Créé en 1993, le restaurant Le Chamarel, dans les hauteurs du sud-ouest de l’île Maurice, n’a de cesse de séduire les visiteurs en quête d’une délicieuse cuisine mauricienne du terroir, agrémentée de vues imprenables.

photos : manoj nawoor

À l’entame de sa 20e année d’existence, Le Chamarel, installé dans le charmant village du même nom, remet au goût du jour les saveurs d’un terroir parfois mis aux oubliettes. Perché sur une crête rocheuse appelée Rontaunay, on y savoure des spécialités mauriciennes, assaisonnées d’une vue panoramique magnifique, balisée au sud par la montagne du Morne Brabant et à l’ouest par la Tourelle de Tamarin.

Tandis que l’on déguste des mets délicieux, copieux et à pas cher à l’ombre d’un grand badamier, on peut laisser flâner ses yeux sur un paysage superbe s’étendant du littoral jusqu’au bleu infini du lagon, parsemé de petits îlots. Il n’en faut pas plus pour comprendre pourquoi c’est la vue la plus photographiée de la partie sud-ouest de l’île.

Le Chamarel est géré par la Compagnie Sucrière de Bel Ombre, du pôle foncier et agro-entreprise de Rogers. Il présente l’avantage d’être à un jet de pierre des plus belles attractions de la région, dont le célèbre phénomène géologique de la Terre de 7 Couleurs, qui attire quelque 300 000 visiteurs par an. Le projet de restaurant lui- même s’inscrit d’ailleurs dans la perspective d’une politique de promotion de l’écotourisme en faisant connaître l’arrière-pays aux visiteurs.

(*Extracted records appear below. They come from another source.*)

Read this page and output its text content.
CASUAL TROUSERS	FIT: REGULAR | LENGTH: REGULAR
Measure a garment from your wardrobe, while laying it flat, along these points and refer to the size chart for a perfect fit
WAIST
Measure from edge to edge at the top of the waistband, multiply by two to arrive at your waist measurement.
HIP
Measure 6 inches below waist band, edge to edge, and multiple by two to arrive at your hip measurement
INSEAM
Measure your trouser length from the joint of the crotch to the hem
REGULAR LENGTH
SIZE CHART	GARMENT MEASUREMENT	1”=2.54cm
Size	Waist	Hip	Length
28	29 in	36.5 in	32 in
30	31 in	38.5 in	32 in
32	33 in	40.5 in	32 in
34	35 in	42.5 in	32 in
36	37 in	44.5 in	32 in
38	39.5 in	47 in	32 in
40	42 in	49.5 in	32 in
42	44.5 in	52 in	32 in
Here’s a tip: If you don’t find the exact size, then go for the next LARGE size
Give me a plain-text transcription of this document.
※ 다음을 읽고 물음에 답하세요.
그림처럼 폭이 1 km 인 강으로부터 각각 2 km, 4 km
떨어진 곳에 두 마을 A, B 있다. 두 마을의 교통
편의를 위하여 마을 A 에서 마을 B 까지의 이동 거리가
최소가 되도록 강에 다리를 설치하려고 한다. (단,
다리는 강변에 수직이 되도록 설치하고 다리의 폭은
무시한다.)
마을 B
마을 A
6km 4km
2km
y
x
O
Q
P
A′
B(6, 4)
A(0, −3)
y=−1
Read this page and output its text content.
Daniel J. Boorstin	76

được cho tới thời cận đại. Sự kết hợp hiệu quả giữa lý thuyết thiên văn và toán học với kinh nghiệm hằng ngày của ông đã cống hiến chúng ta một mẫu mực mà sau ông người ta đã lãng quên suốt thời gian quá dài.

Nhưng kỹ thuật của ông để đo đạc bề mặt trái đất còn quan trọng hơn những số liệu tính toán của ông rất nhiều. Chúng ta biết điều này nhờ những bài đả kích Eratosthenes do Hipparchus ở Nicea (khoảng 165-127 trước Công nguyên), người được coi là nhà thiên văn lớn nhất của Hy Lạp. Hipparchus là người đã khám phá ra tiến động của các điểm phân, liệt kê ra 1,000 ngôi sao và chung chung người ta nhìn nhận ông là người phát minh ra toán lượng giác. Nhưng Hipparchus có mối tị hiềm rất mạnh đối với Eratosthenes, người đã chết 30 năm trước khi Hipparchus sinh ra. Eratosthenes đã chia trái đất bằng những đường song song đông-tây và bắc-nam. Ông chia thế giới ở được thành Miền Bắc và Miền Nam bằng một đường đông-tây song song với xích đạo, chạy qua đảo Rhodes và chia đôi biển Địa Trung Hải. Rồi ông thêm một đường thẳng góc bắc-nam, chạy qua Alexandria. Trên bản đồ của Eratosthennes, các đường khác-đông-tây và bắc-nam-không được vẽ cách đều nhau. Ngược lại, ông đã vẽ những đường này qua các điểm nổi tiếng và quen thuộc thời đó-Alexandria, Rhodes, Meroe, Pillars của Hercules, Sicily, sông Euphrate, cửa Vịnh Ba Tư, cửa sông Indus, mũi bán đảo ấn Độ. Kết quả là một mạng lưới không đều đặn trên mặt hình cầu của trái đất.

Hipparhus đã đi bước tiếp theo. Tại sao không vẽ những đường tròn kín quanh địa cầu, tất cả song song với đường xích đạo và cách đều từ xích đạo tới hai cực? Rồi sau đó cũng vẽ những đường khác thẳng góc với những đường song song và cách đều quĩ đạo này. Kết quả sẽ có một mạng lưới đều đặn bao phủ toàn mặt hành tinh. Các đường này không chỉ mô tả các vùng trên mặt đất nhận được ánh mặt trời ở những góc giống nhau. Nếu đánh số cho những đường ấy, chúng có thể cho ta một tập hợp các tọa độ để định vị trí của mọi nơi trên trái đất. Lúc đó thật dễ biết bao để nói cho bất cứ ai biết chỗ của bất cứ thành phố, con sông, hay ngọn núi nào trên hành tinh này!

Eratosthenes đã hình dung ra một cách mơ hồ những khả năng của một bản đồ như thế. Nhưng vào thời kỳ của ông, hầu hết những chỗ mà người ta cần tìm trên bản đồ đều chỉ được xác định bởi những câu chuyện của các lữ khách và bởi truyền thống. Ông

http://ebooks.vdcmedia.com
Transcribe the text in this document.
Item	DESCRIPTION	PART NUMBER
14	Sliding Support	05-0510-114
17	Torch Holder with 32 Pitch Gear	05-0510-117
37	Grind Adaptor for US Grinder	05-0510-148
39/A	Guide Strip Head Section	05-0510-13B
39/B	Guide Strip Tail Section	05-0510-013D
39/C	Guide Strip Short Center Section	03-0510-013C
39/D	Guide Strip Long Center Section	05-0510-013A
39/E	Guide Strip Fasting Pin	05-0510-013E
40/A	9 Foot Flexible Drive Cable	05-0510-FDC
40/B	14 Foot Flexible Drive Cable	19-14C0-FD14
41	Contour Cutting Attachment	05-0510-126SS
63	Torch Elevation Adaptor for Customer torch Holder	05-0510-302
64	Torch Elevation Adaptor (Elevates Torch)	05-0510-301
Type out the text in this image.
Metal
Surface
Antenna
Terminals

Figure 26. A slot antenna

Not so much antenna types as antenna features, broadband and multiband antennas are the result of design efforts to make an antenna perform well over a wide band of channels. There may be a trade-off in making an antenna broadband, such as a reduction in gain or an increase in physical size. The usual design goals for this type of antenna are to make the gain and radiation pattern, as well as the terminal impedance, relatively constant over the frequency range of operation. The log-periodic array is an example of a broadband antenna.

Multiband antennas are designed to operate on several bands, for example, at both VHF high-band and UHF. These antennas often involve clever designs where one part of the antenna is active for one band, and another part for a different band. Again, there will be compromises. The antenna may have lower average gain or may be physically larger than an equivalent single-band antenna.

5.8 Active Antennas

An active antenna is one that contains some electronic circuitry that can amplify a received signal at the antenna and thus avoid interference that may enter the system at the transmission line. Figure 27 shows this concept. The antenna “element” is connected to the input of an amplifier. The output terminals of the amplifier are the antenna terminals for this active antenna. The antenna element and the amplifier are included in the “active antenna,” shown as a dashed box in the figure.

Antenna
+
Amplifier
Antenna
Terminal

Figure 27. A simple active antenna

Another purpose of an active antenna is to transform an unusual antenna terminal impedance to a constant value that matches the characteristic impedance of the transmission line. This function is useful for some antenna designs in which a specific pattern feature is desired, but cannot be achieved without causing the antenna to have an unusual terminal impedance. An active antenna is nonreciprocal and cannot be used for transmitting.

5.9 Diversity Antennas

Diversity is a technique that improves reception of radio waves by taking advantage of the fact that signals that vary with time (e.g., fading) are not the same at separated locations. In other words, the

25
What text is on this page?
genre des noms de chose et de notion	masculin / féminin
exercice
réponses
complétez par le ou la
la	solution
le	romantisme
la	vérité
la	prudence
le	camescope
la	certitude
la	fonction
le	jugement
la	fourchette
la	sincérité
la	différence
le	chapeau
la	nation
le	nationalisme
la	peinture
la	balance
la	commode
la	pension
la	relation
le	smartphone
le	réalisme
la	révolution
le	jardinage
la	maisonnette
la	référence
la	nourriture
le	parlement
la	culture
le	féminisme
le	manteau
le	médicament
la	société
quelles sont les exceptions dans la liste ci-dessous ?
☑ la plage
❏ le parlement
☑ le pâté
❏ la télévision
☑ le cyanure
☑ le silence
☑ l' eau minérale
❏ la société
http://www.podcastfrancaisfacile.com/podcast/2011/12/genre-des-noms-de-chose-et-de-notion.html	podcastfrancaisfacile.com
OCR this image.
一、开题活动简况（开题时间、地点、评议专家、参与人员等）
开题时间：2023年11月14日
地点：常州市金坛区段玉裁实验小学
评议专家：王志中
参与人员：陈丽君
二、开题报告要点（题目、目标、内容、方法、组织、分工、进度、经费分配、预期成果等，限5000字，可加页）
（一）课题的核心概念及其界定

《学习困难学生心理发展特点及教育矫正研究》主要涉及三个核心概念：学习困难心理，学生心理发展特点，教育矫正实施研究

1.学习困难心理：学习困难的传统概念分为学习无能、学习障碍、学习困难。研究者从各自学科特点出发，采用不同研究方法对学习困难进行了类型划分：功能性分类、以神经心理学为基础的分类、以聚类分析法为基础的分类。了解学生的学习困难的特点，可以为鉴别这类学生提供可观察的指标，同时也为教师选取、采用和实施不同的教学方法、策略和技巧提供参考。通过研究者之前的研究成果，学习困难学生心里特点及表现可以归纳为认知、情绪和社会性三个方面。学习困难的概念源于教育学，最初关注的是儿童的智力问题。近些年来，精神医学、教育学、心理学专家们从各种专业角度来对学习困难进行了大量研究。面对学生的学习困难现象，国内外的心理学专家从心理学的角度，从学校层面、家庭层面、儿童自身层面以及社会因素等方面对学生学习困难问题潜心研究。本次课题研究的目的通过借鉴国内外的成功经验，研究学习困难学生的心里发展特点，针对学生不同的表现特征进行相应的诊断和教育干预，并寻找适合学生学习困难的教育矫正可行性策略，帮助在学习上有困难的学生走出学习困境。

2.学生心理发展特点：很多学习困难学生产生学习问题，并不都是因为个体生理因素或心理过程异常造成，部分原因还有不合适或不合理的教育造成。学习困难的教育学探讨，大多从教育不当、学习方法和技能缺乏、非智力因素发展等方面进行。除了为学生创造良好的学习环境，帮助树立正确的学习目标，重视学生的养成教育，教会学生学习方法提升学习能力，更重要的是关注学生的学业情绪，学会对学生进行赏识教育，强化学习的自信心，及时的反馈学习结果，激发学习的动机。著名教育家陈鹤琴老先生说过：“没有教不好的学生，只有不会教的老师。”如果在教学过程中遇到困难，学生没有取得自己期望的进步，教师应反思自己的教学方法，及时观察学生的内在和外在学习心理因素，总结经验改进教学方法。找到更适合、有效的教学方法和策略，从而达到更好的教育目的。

L’architecture de cette vitrine de l’art culinaire mauricien, qui compte 120 couverts, privilégie des matériaux naturels tels que le bois, la pierre et la paille, sur une superficie de presque 400 m2. Dans l’assiette, on savoure une cuisine locale d’antan, sublimée par un savant soupçon de modernité.

Filet de « babonne » sur un lit d’étouffée de « brèdes » mélangées, camarons grillés à la noix de coco et à la coriandre, « vindaye » de daurade, riz créole, fricassée de lentilles noires, chutney et « achards », curry d’« ourite » à la papaye verte, chutney de coco et « pipangaille ».

Des délices qui se dégustent plutôt qu’ils ne se décrivent. Au dessert, on se laisse facilement tenter par un parfait glacé au café de Chamarel, une crème brûlée au combava, des bananes caramélisées au vieux rhum, ou encore un bavarois à l’ananas et son coulis de fruits rouges.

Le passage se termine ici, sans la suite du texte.